Of course you need to provide an appropriate label for the x-axis so that it is clear that this is
$ 33.5 million and not thirty three dollars and 50 cents ;-)
Set the number of bins in the histogram to 14 using the “breaks” parameter. (see ?hist for
details)
Be careful to provide a meaning plot title.
Save the plot to a PDF
Open the PDF file to make sure that you succeeded.
N.B.: You will loose major points if your plot does not have a meaningful title and/or the x
axis is not clearly labelled to indicate the units (millions of dollars).
2. Analyze the entire dataset to find out how many players make the lowest salary. Start by finding the
minimum salary and the find those players that make that minimum salary.
3. How many players earn more than 10 million?
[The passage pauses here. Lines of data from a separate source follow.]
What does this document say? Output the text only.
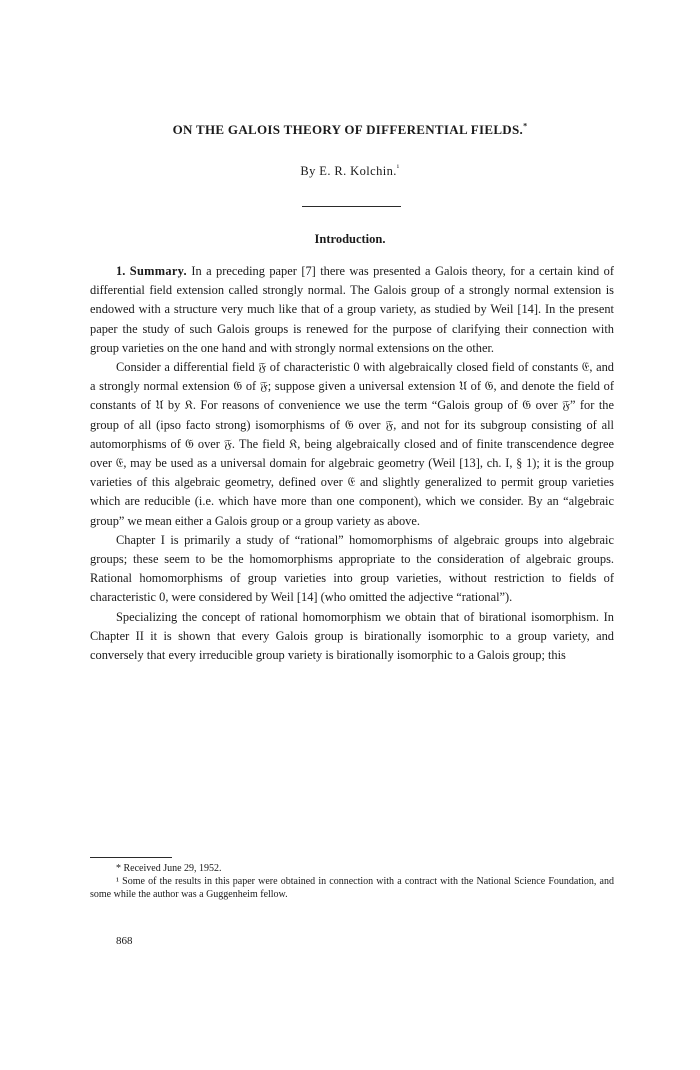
ON THE GALOIS THEORY OF DIFFERENTIAL FIELDS.*
By E. R. Kolchin.$^{^1}$
Introduction.

1. Summary. In a preceding paper [7] there was presented a Galois theory, for a certain kind of differential field extension called strongly normal. The Galois group of a strongly normal extension is endowed with a structure very much like that of a group variety, as studied by Weil [14]. In the present paper the study of such Galois groups is renewed for the purpose of clarifying their connection with group varieties on the one hand and with strongly normal extensions on the other.

Consider a differential field 𝔉 of characteristic 0 with algebraically closed field of constants 𝔈, and a strongly normal extension 𝔊 of 𝔉; suppose given a universal extension 𝔘 of 𝔊, and denote the field of constants of 𝔘 by 𝔎. For reasons of convenience we use the term “Galois group of 𝔊 over 𝔉” for the group of all (ipso facto strong) isomorphisms of 𝔊 over 𝔉, and not for its subgroup consisting of all automorphisms of 𝔊 over 𝔉. The field 𝔎, being algebraically closed and of finite transcendence degree over 𝔈, may be used as a universal domain for algebraic geometry (Weil [13], ch. I, § 1); it is the group varieties of this algebraic geometry, defined over 𝔈 and slightly generalized to permit group varieties which are reducible (i.e. which have more than one component), which we consider. By an “algebraic group” we mean either a Galois group or a group variety as above.

Chapter I is primarily a study of “rational” homomorphisms of algebraic groups into algebraic groups; these seem to be the homomorphisms appropriate to the consideration of algebraic groups. Rational homomorphisms of group varieties into group varieties, without restriction to fields of characteristic 0, were considered by Weil [14] (who omitted the adjective “rational”).

Specializing the concept of rational homomorphism we obtain that of birational isomorphism. In Chapter II it is shown that every Galois group is birationally isomorphic to a group variety, and conversely that every irreducible group variety is birationally isomorphic to a Galois group; this

* Received June 29, 1952.

¹ Some of the results in this paper were obtained in connection with a contract with the National Science Foundation, and some while the author was a Guggenheim fellow.

868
4. Compare the salaries (avg_year)of the Los Angeles Rams (Rams) to the salaries of the Cincinnati
Bengals (Bengals). Create two smaller datasets called Rams and Bengals that contain the data for
just these teams.
You may assume that the column labelled team indicates what team someone plays for.
What is the total salary for each of these teams?
What is the largest salary on each team and who makes this amount?
What is the average salaries on both teams?
Draw a histogram of the salaries of the two teams. Make a PDF of each of these
histograms. Give them sensible titles and label the axes.
N.B.: You will lose major points if your plots do not have meaningful titles and/or the x
axis is not clearly labelled to indicate the units (millions of dollars).
Graduate Students Only
5. Which position (first column of data set) tight-end or wide-receiver on average earns a higher
annual salary (the salary value in the avg_year column)? Obviously, you will have to calculate the
average salary each of these two positions. What is this salary? Be sure to show your code for how
you arrived at this answer. No points for eyeballing the answer.
Turn in via Teams:
1. Your R code for all problems
2. A separate PDF for each histogram.